Game-Based Popularization of Blockchain Technology (presentation) (report)

Our work focuses on popularizing concepts in blockchain technology, mainly the proof-of-work consensus algorithm and distributed ledgers. As blockchain technology is gaining popularity and widespread application, it becomes crucial to develop pedagogical tools to increase people’s interests and educate non-professionals about blockchain technology. We intend to do so through a web-based puzzle game, through which the players can experience and understand the key concepts. We also designed an evaluation method to assess the performance of our teaching tool. Our work has made some initial achievements but there are still many areas in which we can improve our game.


Chelsea Polanco and Jia Zhao

Popularizing Blockchain Technology (presentation) (report)

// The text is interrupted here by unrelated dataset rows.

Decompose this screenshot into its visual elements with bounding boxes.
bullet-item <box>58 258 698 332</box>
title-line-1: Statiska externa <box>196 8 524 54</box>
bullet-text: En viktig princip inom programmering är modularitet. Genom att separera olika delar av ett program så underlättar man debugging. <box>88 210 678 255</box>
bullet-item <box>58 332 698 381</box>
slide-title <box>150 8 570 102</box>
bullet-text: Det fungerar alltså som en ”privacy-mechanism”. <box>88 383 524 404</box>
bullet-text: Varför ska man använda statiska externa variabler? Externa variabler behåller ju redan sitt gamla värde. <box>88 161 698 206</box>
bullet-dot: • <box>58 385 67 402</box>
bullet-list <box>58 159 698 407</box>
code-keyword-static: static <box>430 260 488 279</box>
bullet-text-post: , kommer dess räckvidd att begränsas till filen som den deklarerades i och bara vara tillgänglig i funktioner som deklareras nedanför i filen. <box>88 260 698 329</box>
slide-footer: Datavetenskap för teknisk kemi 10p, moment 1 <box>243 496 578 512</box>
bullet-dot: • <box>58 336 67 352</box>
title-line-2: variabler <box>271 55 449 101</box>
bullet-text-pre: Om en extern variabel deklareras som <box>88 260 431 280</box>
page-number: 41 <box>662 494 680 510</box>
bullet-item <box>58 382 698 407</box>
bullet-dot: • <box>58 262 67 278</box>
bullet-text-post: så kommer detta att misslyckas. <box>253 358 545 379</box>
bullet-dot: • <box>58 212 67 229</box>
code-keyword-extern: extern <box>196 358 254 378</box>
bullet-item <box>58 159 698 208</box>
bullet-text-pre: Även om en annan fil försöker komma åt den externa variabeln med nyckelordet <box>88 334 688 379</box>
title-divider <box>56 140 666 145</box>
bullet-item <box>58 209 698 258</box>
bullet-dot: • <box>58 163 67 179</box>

The problem we tried to solve is to clearly explain three key components (validation, proof-of-work, and consensus) in blockchain technology. This problem is relevant because Bitcoin, as an application of blockchain technology, has become increasingly popular in recent times and has garnered a lot of misconceptions in the general public. As students ourselves, we wanted to teach other students who do not have prior knowledge of blockchain technology, as we ran into many misunderstandings when first learning about blockchain. The most difficult issue was to explain everything clearly, without obscuring technical details, and retain the original meaning. We designed an educational tool with an online story-telling approach that used proofs-and-refutations to clearly explain three key components of blockchain technology: validation, proof-of-work, and consensus. We focused on these components to teach how Bitcoin can prevent double-spending, and we evaluated the pedagogical quality of our tool through pre- and post-questionnaires. Based on self-assessment, the majority of post-questionnaire test takers stated they could explain the key components of blockchain technology well. However, the p-value for our hypothesis testing shows that there is not statistically significant evidence that our story improves students’ understanding of the three key components of blockchain technology.